Which states currently allow driverless vehicles on public roads? According to the Insurance Institute for Highway Safety, 10 states explicitly allow AV companies to conduct testing without requiring a human to be in the vehicle: Alabama, California, District of Columbia, Louisiana, Maine, Michigan, North Carolina, Ohio, Tennessee, Texas, Utah, and Washington. West Virginia also joined the list on June 10, and Oklahoma will join them on November 1.

Though several autonomous vehicle companies have called Pittsburgh home for the last few years, Pennsylvania law currently bars vehicles from operating on public roads without a human safety driver present inside the vehicle. So while each company is pursuing the route to commercialization a bit differently with their self-driving products, all AV companies that conduct testing in Pennsylvania must wait on legislators in Harrisburg to change state law if these companies wish to validate their efforts of truly driverless vehicles. But the day when Pennsylvania joins about a dozen other states across the country where driverless vehicles are permitted on public roads may be sooner than we think, according to reporting from the Pittsburgh Business Times.
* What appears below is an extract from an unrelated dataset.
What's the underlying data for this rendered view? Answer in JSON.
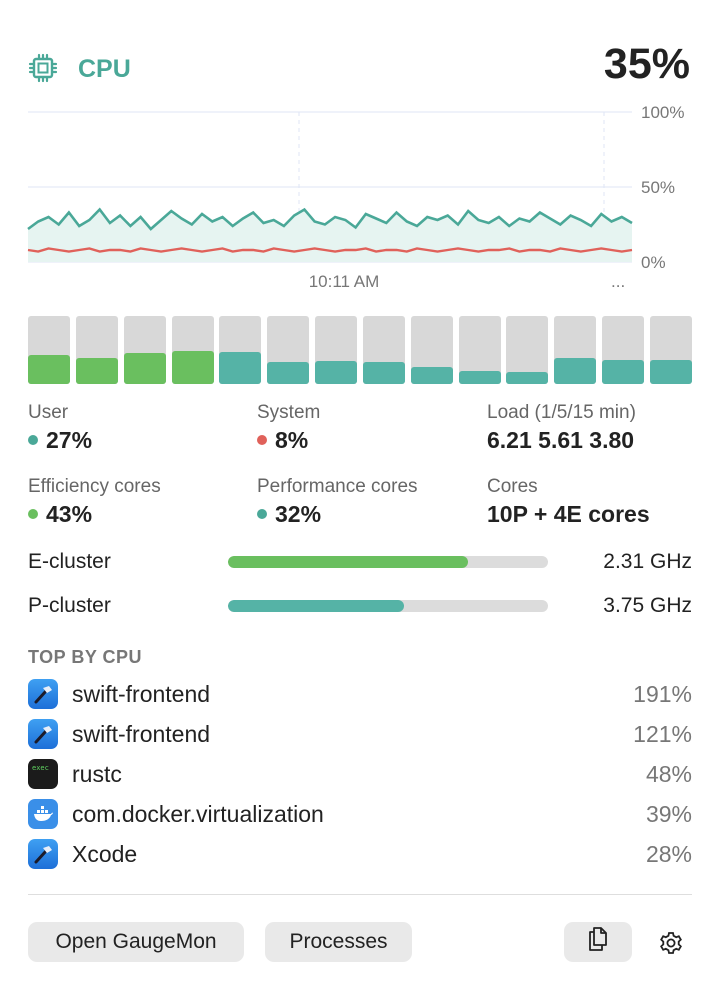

The question rests largely on Senate Bill 965 which has been working its way through the PA Senate since it was first introduced in January. If passed as currently written, the bill would allow autonomous vehicle companies operating in Pennsylvania to conduct AV testing on public roads without the need for a human to be inside the vehicle. The last action the bill received was on April 13, though more progress on the bill's passage could be coming soon.

One of several local companies that would benefit from its passage is Pittsburgh-based Locomation Inc. which is developing an autonomous trucking solution called Autonomous Relay Convoy (ARC) where a human operator drives a lead truck while an autonomous truck with a driver who is off-duty follows behind, enabling the trucks to double the amount of time permitted to operate as the two vehicles take turns swapping places along a route. Until the bill passes, however, Locomation's ARC product can't be validated in Pennsylvania. In the meantime, they're already conducting autonomous testing on a closed track outside of Columbus, Ohio, and other forms of testing on portions of Pennsylvania Turnpike 576 which runs between Bridgeville and Pittsburgh International Airport.

As recent as April 20 during the official opening of another company, Aurora Innovation's new headquarters in the Strip District, Governor Wolf said he would sign the bill if it ended up on his desk. Like Locomation, Aurora is also developing an autonomous trucking solution, as well as an AV platform for ride-hailing and last-mile goods delivery. Aurora owns a closed track of its own in Hazelwood, which was acquired from Uber Technologies Inc. when Aurora purchased their self-driving division in January 2021. And Pittsburgh-basd Argo AI recently announced it has gone driverless in Miami, Florida and Austin, Texas.